There may have been fall seasons, even since 2000, when more than 60,000 Blue Jays passed over the Ridge; it’s only been since 2007 that counters made a serious effort to count every bird flying over, not just every raptor. So breaking the record isn’t that significant, but somehow the number 60,000 seems really cool.  

The Finch Research Network publishes an annual Winter Finch Forecast, predicting where irregular or irruptive winter songbird species will appear each year based on analyzing, over the continent, cone production for various conifers; seed production for various deciduous trees; and berry production for fruit-bearing trees and shrubs. For example, this year the forecast for the upper Midwest predicts higher than usual numbers of Pine and Evening Grosbeaks. 

The forecast includes three irruptive songbirds that aren't finches, all of which they predict will be seen in good numbers in the upper Midwest this winter. I’m already seeing plenty of Red-breasted Nuthatches; Bohemian Waxwings usually appear later in fall or early winter. And the Finch Research Network writes this about Blue Jays:

This will be a good to strong flight year. Beechnut and hazelnut crops are poor. The acorn crop is generally poor but with pockets of good crops scattered from Manitoba eastward through southern Canada and northeastern states southward to Pennsylvania.  

Blue Jays at feeder 

After all the jays I was seeing in September, I’m now down to just a couple, which appear to be birds that have been on Peabody Street a lot in recent years—they fly in the moment I whistle and set out a small handful of peanuts. But it's too early to know if they’ll settle in here for winter or not. Blue Jays depend on natural food far, far more than feeders. Even during the peak of migration when my feeders are covered with them, bazillions more are in the neighborhood consuming seeds, berries, and insects. Even hungry migratory individuals spend a lot more time away from my feeders than in them, based on the fact that in 2020 and 2021, when I spent long hours keeping track of them, the outliers I could pick out by plumage abnormalities such as unusual paleness appeared only a few times over a full day, and when they did come to the feeders, remained for only a few minutes before heading back into the trees. Feeders provide variety in Blue Jay diets, but are never their primary food source.  

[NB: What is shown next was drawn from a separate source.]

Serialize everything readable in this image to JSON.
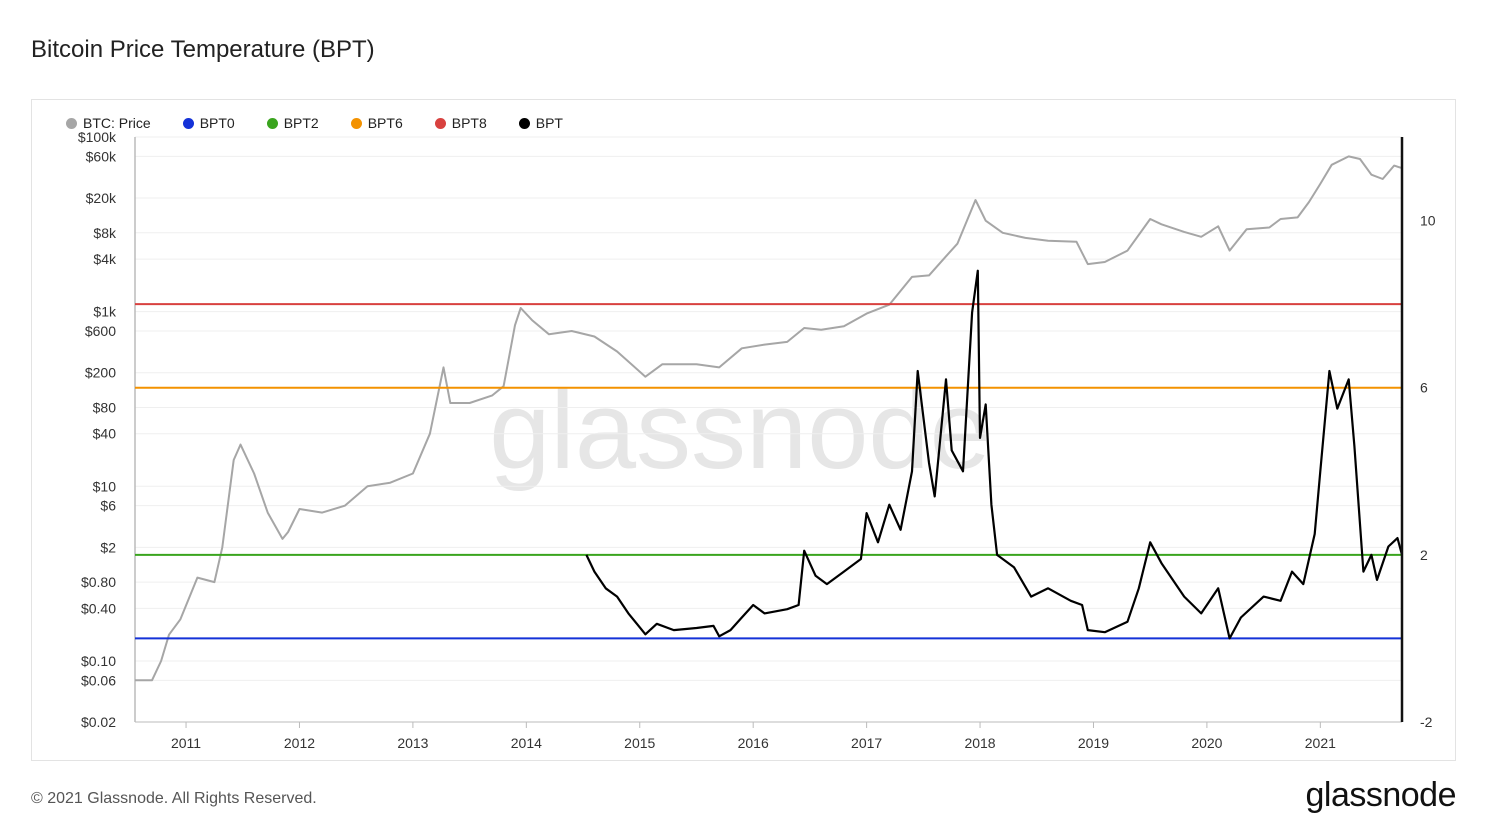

Blue Jays are hardly fair-weather friends—unlike the Toronto Blue Jays, who disappeared for the year this October 8, some feathered Blue Jays will be seen throughout their range this entire winter.  A handful of Blue Jays stuck around Peabody Street all last winter, though “my” Blue Jays—the ones who respond specifically to my whistle, disappeared, returning right about the time the 2022 baseball season was gearing up. 

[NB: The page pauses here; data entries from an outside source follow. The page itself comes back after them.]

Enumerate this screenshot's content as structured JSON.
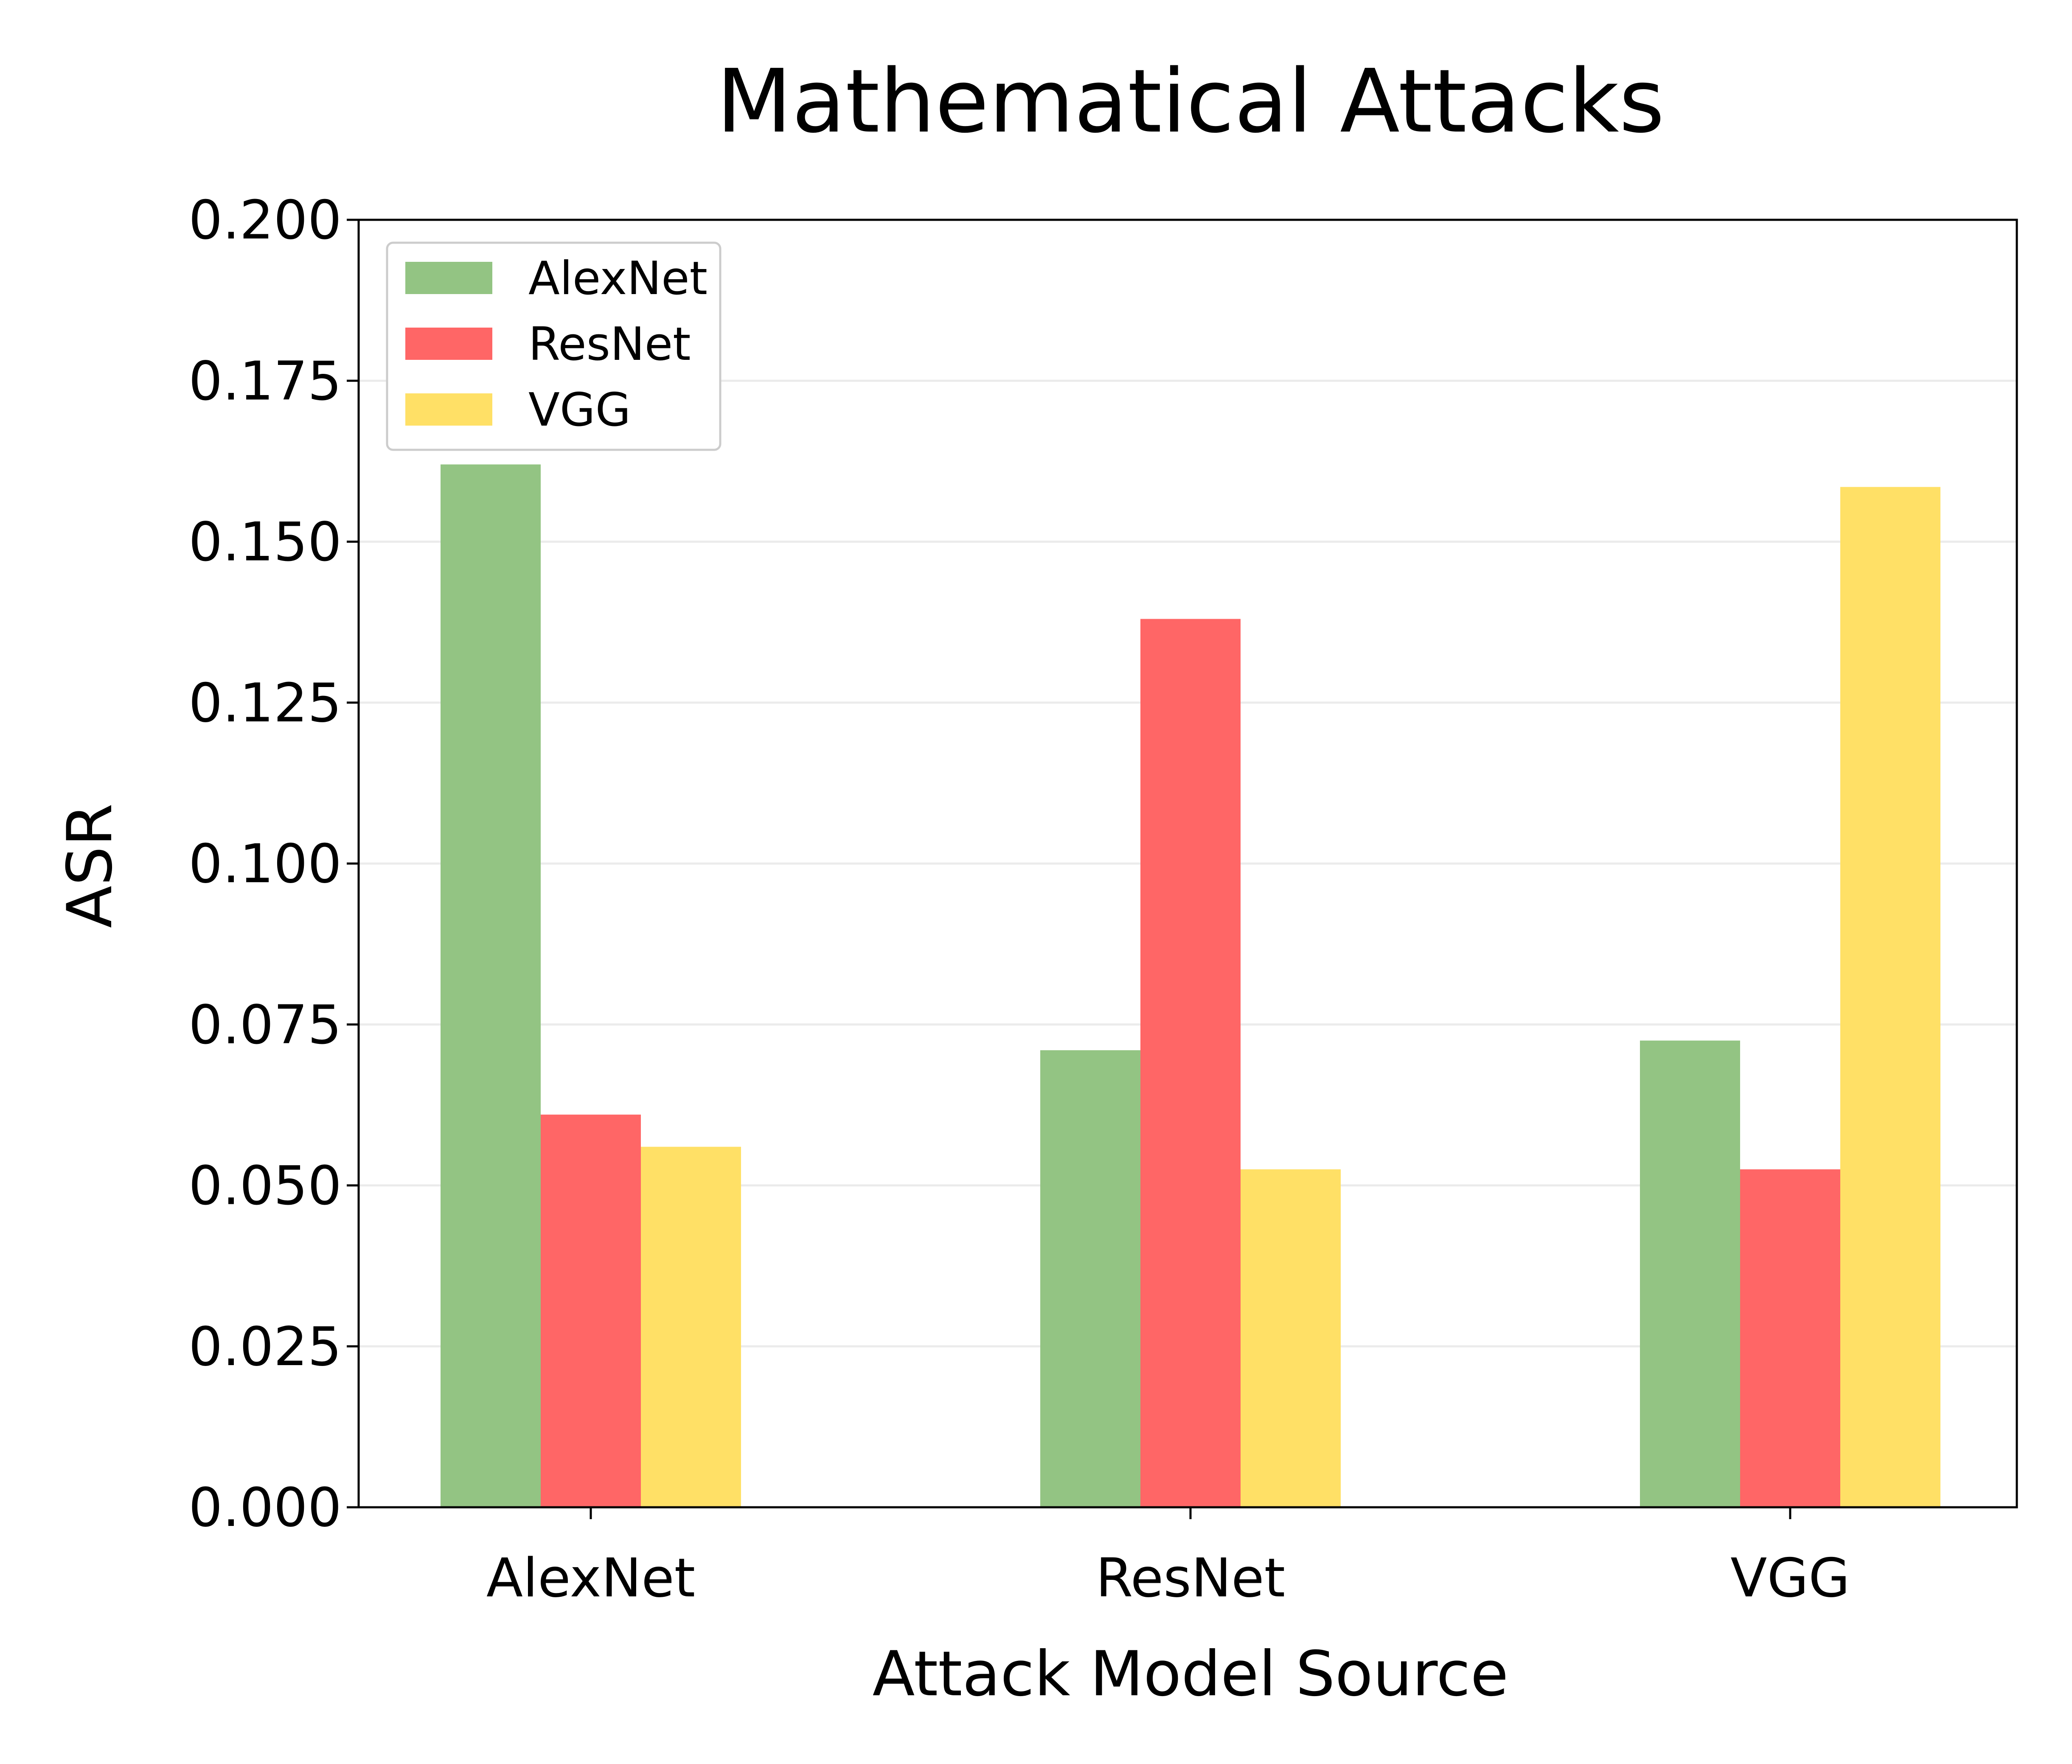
{
  "chart_data": {
    "type": "bar",
    "title": "Mathematical Attacks",
    "xlabel": "Attack Model Source",
    "ylabel": "ASR",
    "categories": [
      "AlexNet",
      "ResNet",
      "VGG"
    ],
    "ylim": [
      0,
      0.2
    ],
    "yticks": [
      "0.000",
      "0.025",
      "0.050",
      "0.075",
      "0.100",
      "0.125",
      "0.150",
      "0.175",
      "0.200"
    ],
    "grid": "horizontal",
    "legend_position": "top-left",
    "series": [
      {
        "name": "AlexNet",
        "color": "#93c483",
        "values": [
          0.162,
          0.071,
          0.0725
        ]
      },
      {
        "name": "ResNet",
        "color": "#ff6666",
        "values": [
          0.061,
          0.138,
          0.0525
        ]
      },
      {
        "name": "VGG",
        "color": "#ffe066",
        "values": [
          0.056,
          0.0525,
          0.1585
        ]
      }
    ]
  }
}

All the baseball teams named for birds, as well as my beloved Cubs, are out of the running this season. But at least for the next three days, even as I keep whistling for my Blue Jays, I’ll be watching my favorite Cub, Anthony Rizzo, and the team the Cubs traded him to. Then at some point this month or next, I’ll forget all about baseball for the duration. But even in the dead of winter, a few Blue Jays will be here squawking and staring at me with their jaunty little crests, making certain I never forget them.